O Conselho do Reino, composto por 17 membros, entre os quais Araluce, foi encarregado de apresentar ao rei Juan Carlos, em 3 de julho de 1976, a lista de pré-selecionados para a eleição do primeiro-ministro espanhol. E o Rei escolheu Adolfo Suárez em vez de Silva Muñoz e López Bravo.
A importância da morte de Juan Mari Araluce, três meses mais tarde, não passou despercebida a ninguém, chegando mesmo a ser publicada nos jornais The Washington Pot e The New York Times, "destacando a disposição moderada do falecido e a sua defesa de uma conceção territorial descentralizada", escreve o biógrafo. Mas aqui preferimos concluir com alguns dos seus filhos e netos.
"Uma consciência tranquila sem ódio".
Ao recordar o seu pai e tudo o que aconteceu à família durante esses anos, Juan Araluce Letamendía disse ao Omnes: "Passaram 48 anos. A minha mãe morreu tranquilamente há 14 anos, acompanhada pelo afeto dos seus nove filhos e 25 netos. Nenhum deles conheceu o seu avô. Quando me perguntam como é que conseguimos sobreviver, digo que não sei explicar.
"Orgulhamo-nos de ter herdado dos nossos pais uma consciência tranquila, sem ódio, e uma fé que nos leva a confiar numa Providência que tece as nossas vidas com reviravoltas contínuas e muitas vezes inexplicáveis.

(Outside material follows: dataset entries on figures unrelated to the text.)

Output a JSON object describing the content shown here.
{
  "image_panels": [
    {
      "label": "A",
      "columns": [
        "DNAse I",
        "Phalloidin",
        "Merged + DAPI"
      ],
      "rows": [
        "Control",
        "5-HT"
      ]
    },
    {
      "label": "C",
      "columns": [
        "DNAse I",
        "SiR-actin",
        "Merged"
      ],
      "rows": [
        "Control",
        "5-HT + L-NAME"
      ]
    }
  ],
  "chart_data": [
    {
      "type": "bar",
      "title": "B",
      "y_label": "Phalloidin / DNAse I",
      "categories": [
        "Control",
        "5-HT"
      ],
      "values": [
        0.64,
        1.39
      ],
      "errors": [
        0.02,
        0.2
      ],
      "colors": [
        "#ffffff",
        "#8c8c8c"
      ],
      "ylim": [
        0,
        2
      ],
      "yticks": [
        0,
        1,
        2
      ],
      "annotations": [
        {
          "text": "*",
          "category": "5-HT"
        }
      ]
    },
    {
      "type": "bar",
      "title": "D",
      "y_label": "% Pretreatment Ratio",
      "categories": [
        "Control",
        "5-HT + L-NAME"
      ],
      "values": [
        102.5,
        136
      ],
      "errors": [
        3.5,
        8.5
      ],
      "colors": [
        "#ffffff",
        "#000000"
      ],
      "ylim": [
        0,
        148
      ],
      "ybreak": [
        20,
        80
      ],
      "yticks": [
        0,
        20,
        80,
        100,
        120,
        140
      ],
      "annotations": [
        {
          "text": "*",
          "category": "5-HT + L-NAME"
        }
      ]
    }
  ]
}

Mas, ao fim de 48 anos, olhamos para trás e apercebemo-nos de que tudo o que aconteceu tem um significado. Como dizem os franceses, 'tout se tient', tudo serve".
A sua irmã Maite, acima mencionada, é a presidente da Associação das Vítimas do Terrorismo. Assim descreveu O meu pai conseguiu levar-nos com ele a Madrid sempre que o calendário escolar ou universitário o permitia. Até nos ensinou a correr na corrida de touros de Estella, onde passávamos os nossos Verões. Era uma pessoa tremendamente generosa, que pensava nos outros e era um ótimo conversador. Era também um grande ouvinte. Sabia ouvir".
E o seu neto Gonzalo, jornalista, escreveuCom este sentido de humor, o meu avô tentava minimizar as ameaças. A minha avó Maite, sua mulher, sofria de enxaquecas. que o fazia ficar na cama, em silêncio: uma dor tão indescritível quanto recorrente, que desaparecia depois do assassínio. Ele nunca disse que era devido a esta pressão.
Se o meu avô resistiu a esse terror", acrescenta, "foi por causa da minha avó Maite, sabendo que ela seria capaz de ocupar todo o espaço que ele pudesse deixar", diz.